What is Frances Wilson Grayson most remembered for?
Frances Wilson Grayson (c. 1892 – c. December 23, 1927) was an American woman who died flying to Newfoundland just prior to her attempt to cross the Atlantic Ocean. She was a niece of President Woodrow Wilson.
She met John Brady Grayson, and they married on September 15, 1914. They divorced with no children after nine years.
Frances Grayson then moved to Manhattan, New York City, where she was a writer for a newspaper. She then became a real estate agent.
While in Manhattan, Grayson became interested in aviation and in the idea of making a flight across the Atlantic Ocean. She bought a new Sikorsky S-36 amphibian plane, which she named Dawn, and received financing for the flight from Mrs. Aage Ancker.

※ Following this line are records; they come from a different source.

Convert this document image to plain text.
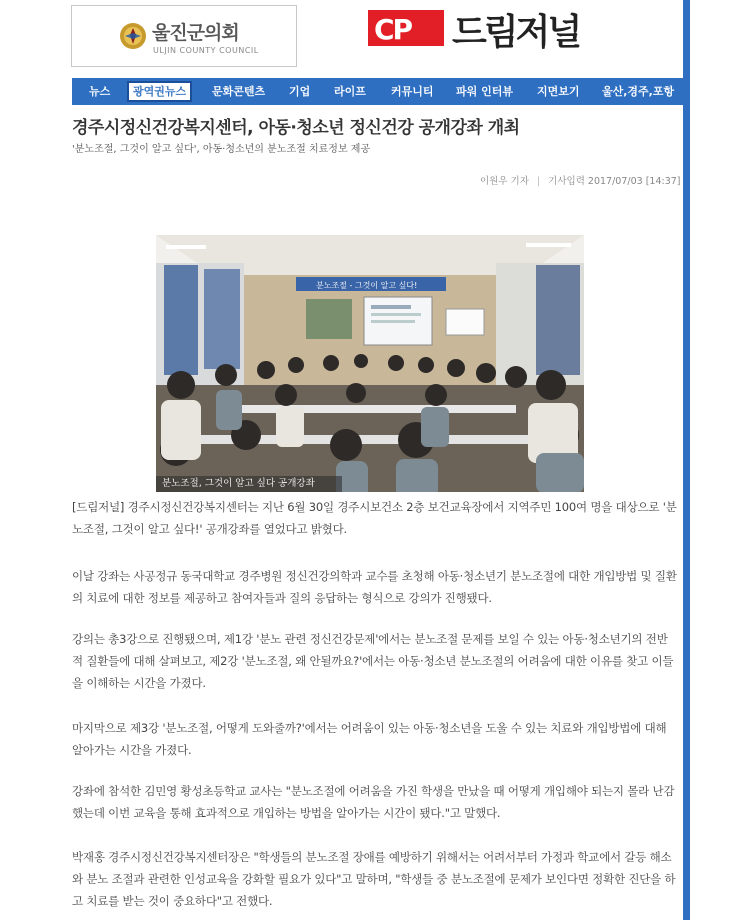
울진군의회
ULJIN COUNTY COUNCIL
CP 드림저널
뉴스	광역권뉴스	문화콘텐츠 기업 라이프 커뮤니티 파워 인터뷰 지면보기 울산,경주,포항
경주시정신건강복지센터, 아동·청소년 정신건강 공개강좌 개최
'분노조절, 그것이 알고 싶다', 아동·청소년의 분노조절 치료정보 제공
이원우 기자 | 기사입력 2017/07/03 [14:37]
분노조절 - 그것이 알고 싶다!
분노조절, 그것이 알고 싶다 공개강좌

[드림저널] 경주시정신건강복지센터는 지난 6월 30일 경주시보건소 2층 보건교육장에서 지역주민 100여 명을 대상으로 '분노조절, 그것이 알고 싶다!' 공개강좌를 열었다고 밝혔다.

이날 강좌는 사공정규 동국대학교 경주병원 정신건강의학과 교수를 초청해 아동·청소년기 분노조절에 대한 개입방법 및 질환의 치료에 대한 정보를 제공하고 참여자들과 질의 응답하는 형식으로 강의가 진행됐다.

강의는 총3강으로 진행됐으며, 제1강 '분노 관련 정신건강문제'에서는 분노조절 문제를 보일 수 있는 아동·청소년기의 전반적 질환들에 대해 살펴보고, 제2강 '분노조절, 왜 안될까요?'에서는 아동·청소년 분노조절의 어려움에 대한 이유를 찾고 이들을 이해하는 시간을 가졌다.

마지막으로 제3강 '분노조절, 어떻게 도와줄까?'에서는 어려움이 있는 아동·청소년을 도울 수 있는 치료와 개입방법에 대해 알아가는 시간을 가졌다.

강좌에 참석한 김민영 황성초등학교 교사는 "분노조절에 어려움을 가진 학생을 만났을 때 어떻게 개입해야 되는지 몰라 난감했는데 이번 교육을 통해 효과적으로 개입하는 방법을 알아가는 시간이 됐다."고 말했다.

박재홍 경주시정신건강복지센터장은 "학생들의 분노조절 장애를 예방하기 위해서는 어려서부터 가정과 학교에서 갈등 해소와 분노 조절과 관련한 인성교육을 강화할 필요가 있다"고 말하며, "학생들 중 분노조절에 문제가 보인다면 정확한 진단을 하고 치료를 받는 것이 중요하다"고 전했다.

She recruited Royal Norwegian Navy Lieutenant Oskar Omdal to serve as the aircraft's pilot, Brice Goldsborough as its navigator, and Frank Koehler as its radio engineer. They made plans to begin the transatlantic flight from the Dominion of Newfoundland. Omdal was to fly the plane across the Atlantic, although Grayson may have planned to perform some of the flying herself.
The four took off from Curtiss Field on Long Island, New York, on the evening of December 23, 1927, bound for Harbor Grace in Newfoundland. They radioed that something was wrong later in the evening and never reached Newfoundland; their remains were never found. Their plane probably went down in the Atlantic off Nova Scotia during a storm. Grayson was 35 years old at the time of her death.